Autumn is a time of change. Trees stop making the wonderful chlorophyll that gives them all the different shades of green and slowly the leaves begin their transition in color to brilliant oranges, scarlet reds, and sunshine yellows. The deciduous trees hold out their branches as the leaves fall to the ground in preparation for their complete winter transformation.
Most people love this time of year when the new season ushers in cooler temperatures, football games, or that first year of college and a new chapter of life. But, for me, this time of year brings me back to the stark reality of that time when my dreams were totally altered.
As the days become shorter and the wonderful natural light of the sun shines for fewer hours, I find my heart becoming heavier and grief threatening to overwhelm me. Those who are not walking in my shoes will be quick to say, “It’s been long enough now. It’s time for you to stop going back to that time in your life and move on.” But, that is just not possible for me to do no matter how hard I try. So, I embrace those memories and try to override the bad memories with the good and as I look back over them, I look for things to be thankful for that I wasn’t able to notice – the parking spot close to the front door of the hospital; my husband’s friend who came for a week at just the right time to spend the days preparing our home for the coming winter months and evenings and nights staying with Bob so that I could get some rest; the time one of Bob’s sisters volunteered to come from out of state and bring his 84 year old dad to spend some time with him; a meal of chicken soup and rolls from Demos’ that a couple brought to us one evening.
I find it amazing that there are things coming back to me now at almost 6 years past – things that went on during those last 4 months that I was not even aware of because of the grief and fog that I was walking through. I know that those who would come visit him in the hospital probably thought that I was unfriendly or even unkind because I had so little to say in the way of conversation, but truly it was all I could do just to walk through that time with my husband and try to remain positive and keep up his spirits. I had no energy left for anything else.
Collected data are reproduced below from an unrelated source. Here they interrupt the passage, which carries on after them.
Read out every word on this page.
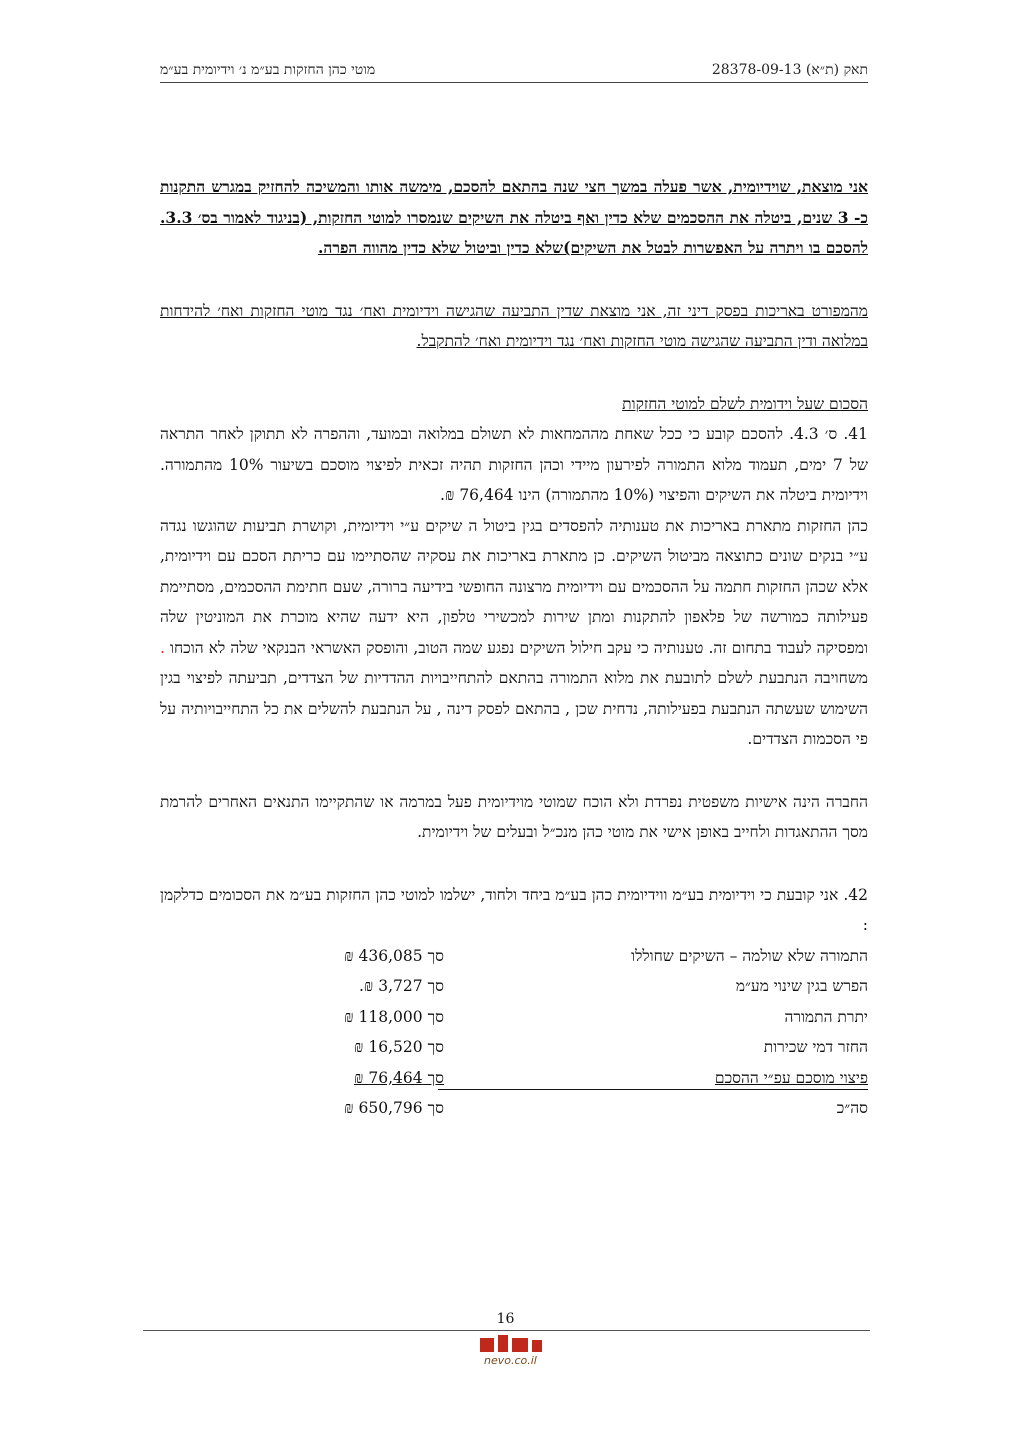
תאק (ת״א) 28378-09-13
מוטי כהן החזקות בע״מ נ׳ וידיומית בע״מ

אני מוצאת, שוידיומית, אשר פעלה במשך חצי שנה בהתאם להסכם, מימשה אותו והמשיכה להחזיק במגרש התקנות כ- 3 שנים, ביטלה את ההסכמים שלא כדין ואף ביטלה את השיקים שנמסרו למוטי החזקות, (בניגוד לאמור בס׳ 3.3. להסכם בו ויתרה על האפשרות לבטל את השיקים)שלא כדין וביטול שלא כדין מהווה הפרה.

מהמפורט באריכות בפסק דיני זה, אני מוצאת שדין התביעה שהגישה וידיומית ואח׳ נגד מוטי החזקות ואח׳ להידחות במלואה ודין התביעה שהגישה מוטי החזקות ואח׳ נגד וידיומית ואח׳ להתקבל.

הסכום שעל וידומית לשלם למוטי החזקות

41. ס׳ 4.3. להסכם קובע כי ככל שאחת מההמחאות לא תשולם במלואה ובמועד, וההפרה לא תתוקן לאחר התראה של 7 ימים, תעמוד מלוא התמורה לפירעון מיידי וכהן החזקות תהיה זכאית לפיצוי מוסכם בשיעור 10% מהתמורה. וידיומית ביטלה את השיקים והפיצוי (10% מהתמורה) הינו 76,464 ₪.

כהן החזקות מתארת באריכות את טענותיה להפסדים בגין ביטול ה שיקים ע״י וידיומית, וקושרת תביעות שהוגשו נגדה ע״י בנקים שונים כתוצאה מביטול השיקים. כן מתארת באריכות את עסקיה שהסתיימו עם כריתת הסכם עם וידיומית, אלא שכהן החזקות חתמה על ההסכמים עם וידיומית מרצונה החופשי בידיעה ברורה, שעם חתימת ההסכמים, מסתיימת פעילותה כמורשה של פלאפון להתקנות ומתן שירות למכשירי טלפון, היא ידעה שהיא מוכרת את המוניטין שלה ומפסיקה לעבוד בתחום זה. טענותיה כי עקב חילול השיקים נפגע שמה הטוב, והופסק האשראי הבנקאי שלה לא הוכחו . משחויבה הנתבעת לשלם לתובעת את מלוא התמורה בהתאם להתחייבויות ההדדיות של הצדדים, תביעתה לפיצוי בגין השימוש שעשתה הנתבעת בפעילותה, נדחית שכן , בהתאם לפסק דינה , על הנתבעת להשלים את כל התחייבויותיה על פי הסכמות הצדדים.

החברה הינה אישיות משפטית נפרדת ולא הוכח שמוטי מוידיומית פעל במרמה או שהתקיימו התנאים האחרים להרמת מסך ההתאגדות ולחייב באופן אישי את מוטי כהן מנכ״ל ובעלים של וידיומית.

42. אני קובעת כי וידיומית בע״מ ווידיומית כהן בע״מ ביחד ולחוד, ישלמו למוטי כהן החזקות בע״מ את הסכומים כדלקמן :

התמורה שלא שולמה – השיקים שחוללו
סך 436,085 ₪
הפרש בגין שינוי מע״מ
סך 3,727 ₪.
יתרת התמורה
סך 118,000 ₪
החזר דמי שכירות
סך 16,520 ₪
פיצוי מוסכם עפ״י ההסכם
סך 76,464 ₪
סה״כ
סך 650,796 ₪
16
nevo.co.il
Last week I heard Chris Fabry make the statement, “Dreams have been dashed and re-altered or re-altared“. That is exactly what happened. My dreams were all dashed and totally re-altered the day my husband met Jesus. Now I must continue to put those dreams on the altar allowing God to do His perfect work making me into this person that He designed me to be in this time of my life. I have to pick them up daily and lay them on that altar not because it is something that I want to do, but it is something that I need to do in order to fully and completely surrender to what God has for my life. This surrendering is the hardest thing I have ever had to do. I am stubborn and still cannot understand God’s ways. Yet, I know this is something that I MUST do daily in order to get through my days.
What about you? Have you been able to take your broken dreams and lay them on the altar as an offering of surrender? Do you do like I do from time to time and snatch them back to hold them tightly against your heart wishing life would go back to those days of wonderfulness that you enjoyed with your husband? Or if you had a good childhood, you may even wish to go all the way back to those days where you were loved and carefree. I’ve wished myself back to those times as well.
There is no going backwards, is there. There is only today and whatever God has for our future. So, today I face my sorrow completely again and lay not only my dreams but my grief on the altar so that they can be “re-altared”.